I am currently tracking monthly counts for users within my product. This issue with this is I will be missing rows when a user does not have any activity in a particular month. Here is an example:
Min Month:
+---------------+
|min(year_month)|
+---------------+
| 2019_05|
+---------------+
Max Month:
+---------------+
|max(year_month)|
+---------------+
| 2020_06|
+---------------+
User Data:
+--------------------+----------+----------------------+
| core_id|year_month|month_sum_detailaction|
+--------------------+----------+----------------------+
|000006c9-d42b-4fe...| 2019_09| 3|
|000006c9-d42b-4fe...| 2020_01| 2|
|000006c9-d42b-4fe...| 2020_02| 6|
+--------------------+----------+----------------------+
As you can see, this user has only had activity in three months of the 12 months.
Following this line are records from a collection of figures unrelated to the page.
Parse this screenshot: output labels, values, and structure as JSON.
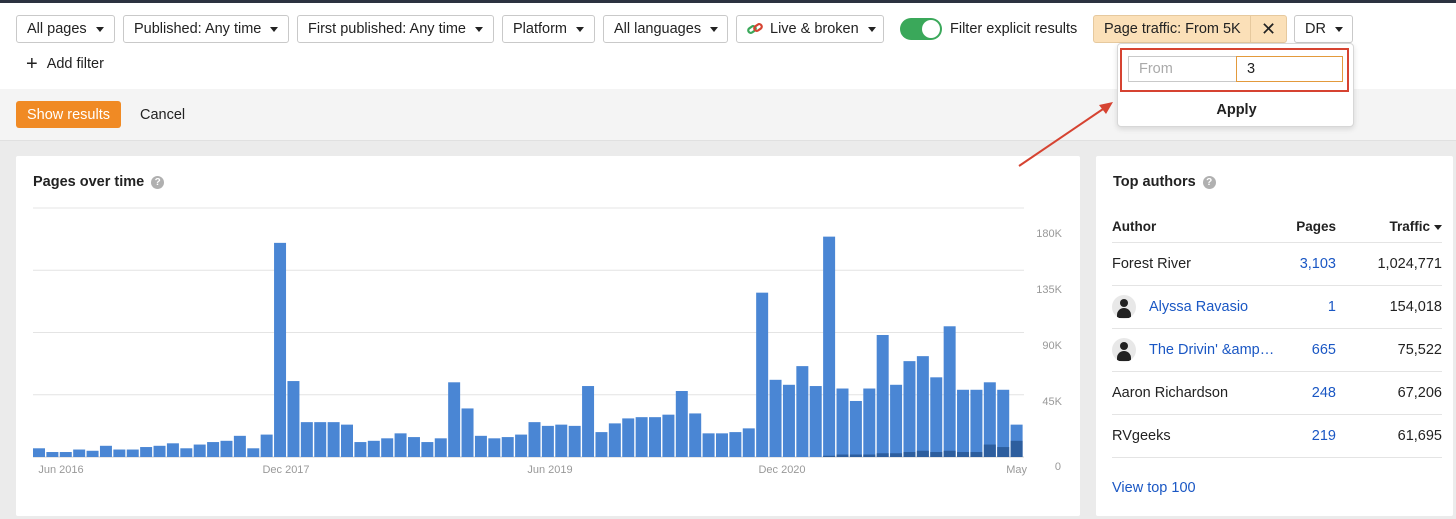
{
  "filters": {
    "all_pages": "All pages",
    "published": "Published: Any time",
    "first_published": "First published: Any time",
    "platform": "Platform",
    "languages": "All languages",
    "live_broken": "Live & broken",
    "explicit_label": "Filter explicit results",
    "explicit_on": true,
    "page_traffic": "Page traffic: From 5K",
    "dr": "DR",
    "add_filter": "Add filter"
  },
  "actions": {
    "show_results": "Show results",
    "cancel": "Cancel"
  },
  "popover": {
    "from_placeholder": "From",
    "to_value": "3",
    "apply": "Apply"
  },
  "colors": {
    "accent": "#f08a24",
    "bar": "#4a86d4",
    "bar_dark": "#2d5e9e",
    "toggle": "#3aa85a",
    "chip": "#fbe0b8",
    "annotation": "#d64331"
  },
  "pages_over_time": {
    "title": "Pages over time",
    "help_icon": "question-circle-icon"
  },
  "chart_data": {
    "type": "bar",
    "x_tick_labels": [
      "Jun 2016",
      "Dec 2017",
      "Jun 2019",
      "Dec 2020",
      "May"
    ],
    "y_tick_labels": [
      "0",
      "45K",
      "90K",
      "135K",
      "180K"
    ],
    "ylim": [
      0,
      180000
    ],
    "grid": true,
    "series": [
      {
        "values": [
          7000,
          4000,
          4000,
          6000,
          5000,
          9000,
          6000,
          6000,
          8000,
          9000,
          11000,
          7000,
          10000,
          12000,
          13000,
          17000,
          7000,
          18000,
          172000,
          61000,
          28000,
          28000,
          28000,
          26000,
          12000,
          13000,
          15000,
          19000,
          16000,
          12000,
          15000,
          60000,
          39000,
          17000,
          15000,
          16000,
          18000,
          28000,
          25000,
          26000,
          25000,
          57000,
          20000,
          27000,
          31000,
          32000,
          32000,
          34000,
          53000,
          35000,
          19000,
          19000,
          20000,
          23000,
          132000,
          62000,
          58000,
          73000,
          57000,
          177000,
          55000,
          45000,
          55000,
          98000,
          58000,
          77000,
          81000,
          64000,
          105000,
          54000,
          54000,
          60000,
          54000,
          26000
        ]
      },
      {
        "values": [
          0,
          0,
          0,
          0,
          0,
          0,
          0,
          0,
          0,
          0,
          0,
          0,
          0,
          0,
          0,
          0,
          0,
          0,
          0,
          0,
          0,
          0,
          0,
          0,
          0,
          0,
          0,
          0,
          0,
          0,
          0,
          0,
          0,
          0,
          0,
          0,
          0,
          0,
          0,
          0,
          0,
          0,
          0,
          0,
          0,
          0,
          0,
          0,
          0,
          0,
          0,
          0,
          0,
          0,
          0,
          0,
          0,
          0,
          0,
          1000,
          2000,
          2000,
          2000,
          3000,
          3000,
          4000,
          5000,
          4000,
          5000,
          4000,
          4000,
          10000,
          8000,
          13000
        ]
      }
    ]
  },
  "top_authors": {
    "title": "Top authors",
    "help_icon": "question-circle-icon",
    "headers": {
      "author": "Author",
      "pages": "Pages",
      "traffic": "Traffic"
    },
    "rows": [
      {
        "author": "Forest River",
        "pages": "3,103",
        "traffic": "1,024,771",
        "avatar": false,
        "link": false
      },
      {
        "author": "Alyssa Ravasio",
        "pages": "1",
        "traffic": "154,018",
        "avatar": true,
        "link": true
      },
      {
        "author": "The Drivin' &amp…",
        "pages": "665",
        "traffic": "75,522",
        "avatar": true,
        "link": true
      },
      {
        "author": "Aaron Richardson",
        "pages": "248",
        "traffic": "67,206",
        "avatar": false,
        "link": false
      },
      {
        "author": "RVgeeks",
        "pages": "219",
        "traffic": "61,695",
        "avatar": false,
        "link": false
      }
    ],
    "view_top": "View top 100"
  }
}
Would I would like to do is update the data for each user to look something like this:
+--------------------+----------+----------------------+
| core_id|year_month|month_sum_detailaction|
+--------------------+----------+----------------------+
|000006c9-d42b-4fe...| 2019_05| 0|
|000006c9-d42b-4fe...| 2020_06| 0|
|000006c9-d42b-4fe...| 2020_07| 0|
|000006c9-d42b-4fe...| 2020_08| 0|
|000006c9-d42b-4fe...| 2019_09| 3|
|000006c9-d42b-4fe...| 2020_10| 0|
|000006c9-d42b-4fe...| 2020_11| 0|
|000006c9-d42b-4fe...| 2019_12| 0|
|000006c9-d42b-4fe...| 2020_01| 2|
|000006c9-d42b-4fe...| 2020_02| 6|
|000006c9-d42b-4fe...| 2020_03| 0|
|000006c9-d42b-4fe...| 2020_04| 0|
|000006c9-d42b-4fe...| 2020_05| 0|
|000006c9-d42b-4fe...| 2020_06| 0|
+--------------------+----------+----------------------+
I'm relatively new to pyspark so any help would be much appreciated.